The set of lights that I chose are simple and very inexpensive but made a huge difference in my blogging life – giving me increased flexibility. If I use both lights simultaneously, I can produce some great pictures. But my space is small. I don’t have the luxury of a room dedicated to my blogging needs. Therefore, using both soft boxes at the same time (which helps reduce shadows and gives better light) isn’t always possible or practical.
My Combination Method
After experimenting with both natural light and artificial light (soft boxes), I’ve recently settle on a method that works for me. The reason it works for me is because it is the most convenient way for me to produce decent photographs. Notice that I didn’t say that this method gives me the best photographs. At the end of the day, we all have to do what works for us – what fits into our lifestyle, working conditions, circumstances etc.
Anyway, at the moment I’m using a combination of natural light and one of my soft boxes. Basically, I place the object(s) that I wish to photograph between a large open window and one of my soft boxes. The light coming from the window, as well as the soft box is usually enough to sufficiently illuminate the object(s) to produce a good photograph. Despite my best efforts, sometimes the quality is better than other times. However, I’m working achieveing greater consistency.
Other Blogging Photography Considerations:
Reflective Surfaces: I’m afraid, there is no easy answer as to how one goes about photographing reflective surfaces. Unless you have a studio or have the space to create a makeshift one, it’s going to be quite difficult. Basically in order to reduce reflections to a bare minimum, you will need to completely surround the object with as much blank white space as possible. A significant source of diffused light also helps (i.e. from a softbox). Your camera should be placed on the opposite side of the light source. Unfortunately, I don’t have the kind of space or setup to be able to surround my objects with blank white space. I just try shooting from different angles until I find a position the reduces glare and reflections. No science behind this (or if there is, I don’t know it).
White backgrounds: I love a white background, but I’m beginning to discover that they can really mess with my photograph quality. Sometimes a white background can make objects look blurry, dull or overexposed – especially if the object itself is mostly white. The lack of contrast definitely makes it a challenge and editing can just make things worse. Lately, I’ve been experimenting with adding pops of colour (contrast) onto the white background which seems to really help the situation. If anyone knows the technical reason why this appears to be the case, I’d love to know.

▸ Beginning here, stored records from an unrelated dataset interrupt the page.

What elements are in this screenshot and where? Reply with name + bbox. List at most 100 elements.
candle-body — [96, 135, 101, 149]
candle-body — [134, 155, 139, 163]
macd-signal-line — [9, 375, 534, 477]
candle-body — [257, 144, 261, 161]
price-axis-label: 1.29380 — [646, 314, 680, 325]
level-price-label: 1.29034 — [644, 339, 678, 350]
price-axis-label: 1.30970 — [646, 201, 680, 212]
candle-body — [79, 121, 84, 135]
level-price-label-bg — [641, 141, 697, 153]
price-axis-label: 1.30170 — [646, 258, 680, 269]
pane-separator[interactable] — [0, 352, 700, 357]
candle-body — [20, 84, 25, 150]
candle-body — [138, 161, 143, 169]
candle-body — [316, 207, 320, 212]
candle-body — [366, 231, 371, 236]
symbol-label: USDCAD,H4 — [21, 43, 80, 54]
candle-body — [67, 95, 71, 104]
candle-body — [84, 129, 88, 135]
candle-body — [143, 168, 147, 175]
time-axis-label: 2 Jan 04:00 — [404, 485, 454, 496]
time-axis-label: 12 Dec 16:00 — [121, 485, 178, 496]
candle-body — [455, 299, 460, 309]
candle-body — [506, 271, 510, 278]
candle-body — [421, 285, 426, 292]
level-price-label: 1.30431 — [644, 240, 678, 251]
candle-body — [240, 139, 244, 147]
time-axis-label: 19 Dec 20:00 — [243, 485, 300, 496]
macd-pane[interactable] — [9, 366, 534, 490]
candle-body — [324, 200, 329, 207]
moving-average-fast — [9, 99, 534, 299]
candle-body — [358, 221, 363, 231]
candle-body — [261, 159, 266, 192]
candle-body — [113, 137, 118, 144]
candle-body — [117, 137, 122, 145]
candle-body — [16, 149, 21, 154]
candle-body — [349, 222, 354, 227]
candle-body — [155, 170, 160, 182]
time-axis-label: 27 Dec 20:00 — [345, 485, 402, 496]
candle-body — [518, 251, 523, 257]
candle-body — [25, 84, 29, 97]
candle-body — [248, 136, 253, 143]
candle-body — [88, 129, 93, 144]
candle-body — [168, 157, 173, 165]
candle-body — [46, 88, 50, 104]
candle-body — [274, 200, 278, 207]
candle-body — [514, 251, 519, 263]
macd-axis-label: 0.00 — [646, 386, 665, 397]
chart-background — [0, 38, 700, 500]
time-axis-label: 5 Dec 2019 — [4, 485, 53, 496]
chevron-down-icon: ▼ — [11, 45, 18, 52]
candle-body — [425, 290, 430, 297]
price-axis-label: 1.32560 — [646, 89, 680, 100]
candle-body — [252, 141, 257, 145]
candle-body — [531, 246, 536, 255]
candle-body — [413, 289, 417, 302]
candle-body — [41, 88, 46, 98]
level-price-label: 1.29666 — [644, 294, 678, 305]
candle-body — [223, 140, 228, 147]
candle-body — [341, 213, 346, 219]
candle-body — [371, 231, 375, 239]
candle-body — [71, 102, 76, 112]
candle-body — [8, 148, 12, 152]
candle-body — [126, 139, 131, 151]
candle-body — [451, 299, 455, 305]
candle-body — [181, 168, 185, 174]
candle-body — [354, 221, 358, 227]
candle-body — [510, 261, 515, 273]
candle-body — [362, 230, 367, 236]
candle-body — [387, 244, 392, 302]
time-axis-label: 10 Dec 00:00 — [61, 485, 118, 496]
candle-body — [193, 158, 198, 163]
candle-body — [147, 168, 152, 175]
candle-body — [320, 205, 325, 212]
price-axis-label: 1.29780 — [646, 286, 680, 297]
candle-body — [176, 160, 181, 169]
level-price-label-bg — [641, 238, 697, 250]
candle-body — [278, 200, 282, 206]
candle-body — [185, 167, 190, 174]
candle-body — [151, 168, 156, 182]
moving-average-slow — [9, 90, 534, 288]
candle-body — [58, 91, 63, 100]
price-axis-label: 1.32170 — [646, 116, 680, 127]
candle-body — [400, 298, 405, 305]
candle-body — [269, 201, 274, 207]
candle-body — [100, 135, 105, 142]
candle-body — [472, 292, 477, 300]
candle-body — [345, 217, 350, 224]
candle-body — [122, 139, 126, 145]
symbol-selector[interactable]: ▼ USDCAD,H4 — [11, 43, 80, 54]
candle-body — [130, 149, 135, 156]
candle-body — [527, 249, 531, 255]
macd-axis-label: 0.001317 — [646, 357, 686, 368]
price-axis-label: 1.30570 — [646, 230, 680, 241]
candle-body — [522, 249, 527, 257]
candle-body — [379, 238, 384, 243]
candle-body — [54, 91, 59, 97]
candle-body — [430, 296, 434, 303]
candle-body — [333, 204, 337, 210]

Eye makeup: This is a work in progress. I was photographing my eye makeup the same way as I do everything else – sat between a window and the soft box, facing the softbox. I think most people who feature eye looks photograph facing the primary light source – I can often see their ring lights in these photographs. But I’m starting to think this may not be the best angle given the lighting that I’m working with. My soft box isn’t exactly state of the art. It isn’t large or bright enough and there are too many reflections in the eye. I’m working on some new angles, so this is one I’ll have to update you guys on. 🙂
And the end of the day, a good photograph is about one’s skill level. But you don’t have to be a professional. Experiment, experiment, experiment. You may not get it right every time, but hopefully, as you practise you’ll learn what works best for you.